Among the many birds (including parrots, swallows, and doves) that have soared across Michele’s designs, peacocks have only appeared in Gucci’s Resort 2017 collection, yet they have a long and storied symbolic history. Peacocks were a favored motif during the Aesthetic movement, most visibly on the walls of James McNeil Whistler’s Peacock Room at Prince’s Gate, which was created in 1876-77. According to the art historian Hope Werness, the peacock is “linked predominantly and positively with beauty, glory, immortality, and wisdom,” as well as “the eternal and vital cycles of nature.”
For fall, “Flora” has been reworked by Michele to incorporate a twisting, sinuous snake as a textile print for dresses and separates. The same serpent first appeared embroidered on his version of a Nudie suit for Spring 2016, and was writ large all over the carpeted floor of that runway. In western culture the snake is most commonly thought of in regards to the Garden of Eden, tempting man and woman with the apple of sin. In the book of Revelation, Satan is called “the ancient serpent,” while many cultures similarly equate snakes with evil due to the poisonous nature of their venom. Paradoxically, they have also represented the healing powers of medicine since the days of ancient Greece (reflected in the staff of Asclepius).

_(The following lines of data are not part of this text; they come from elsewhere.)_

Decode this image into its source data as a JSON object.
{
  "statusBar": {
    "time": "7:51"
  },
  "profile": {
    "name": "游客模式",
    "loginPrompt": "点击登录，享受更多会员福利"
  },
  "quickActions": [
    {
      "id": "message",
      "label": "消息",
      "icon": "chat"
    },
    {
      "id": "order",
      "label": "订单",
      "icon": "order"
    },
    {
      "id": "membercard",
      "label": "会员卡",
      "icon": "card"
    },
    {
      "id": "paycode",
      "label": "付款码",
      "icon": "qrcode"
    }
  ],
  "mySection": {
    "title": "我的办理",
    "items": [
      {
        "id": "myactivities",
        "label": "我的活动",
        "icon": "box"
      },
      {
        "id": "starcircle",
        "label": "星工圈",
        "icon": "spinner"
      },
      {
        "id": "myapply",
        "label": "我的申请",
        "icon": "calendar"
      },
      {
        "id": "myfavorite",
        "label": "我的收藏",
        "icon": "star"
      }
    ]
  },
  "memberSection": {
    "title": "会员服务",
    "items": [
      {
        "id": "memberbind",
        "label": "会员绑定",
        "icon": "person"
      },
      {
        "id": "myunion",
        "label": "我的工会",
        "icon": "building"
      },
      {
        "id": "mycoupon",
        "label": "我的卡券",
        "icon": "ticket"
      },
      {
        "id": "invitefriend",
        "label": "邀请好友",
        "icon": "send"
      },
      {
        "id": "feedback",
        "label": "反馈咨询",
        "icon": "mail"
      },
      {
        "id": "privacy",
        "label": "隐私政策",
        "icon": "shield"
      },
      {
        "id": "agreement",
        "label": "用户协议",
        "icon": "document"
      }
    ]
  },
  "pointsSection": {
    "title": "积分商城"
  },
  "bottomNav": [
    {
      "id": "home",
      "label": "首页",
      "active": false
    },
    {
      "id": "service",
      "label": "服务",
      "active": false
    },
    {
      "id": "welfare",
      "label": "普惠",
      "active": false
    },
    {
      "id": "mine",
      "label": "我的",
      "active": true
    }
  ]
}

As snakes shed their skin during sloughing, they have become yet another symbol of rebirth and transformation alongside Michele’s pet bats and scarab beetles. The cobra that appears in Gucci’s Resort 2017 represented hidden wisdom in Ancient Egypt, aligning with Michele’s other occult symbols.
Throughout his designs, Michele incorporates elements and inspiration from the Far East, including the use of tigers and dragons. Both are signs in the Chinese zodiac, with tigers representing power and strength. Considered to be the king of the animal kingdom by the Chinese, tigers often have on their foreheads the Chinese “mark of Wang,” or king, to be seen in the pattern of their fur (one vertical line with three horizontal ones passing through it). Woven into chinoiserie brocade for Spring 2016, tigers also sparkled across chiffon evening gowns for Spring 2017. A roaring tiger’s head also appears on t-shirts, sweaters, and other pieces in Spring, Resort, and Fall 2017, while the actual animal starred alongside models in the ad campaign for Spring 2017, proving Michele’s predilection for the big cat.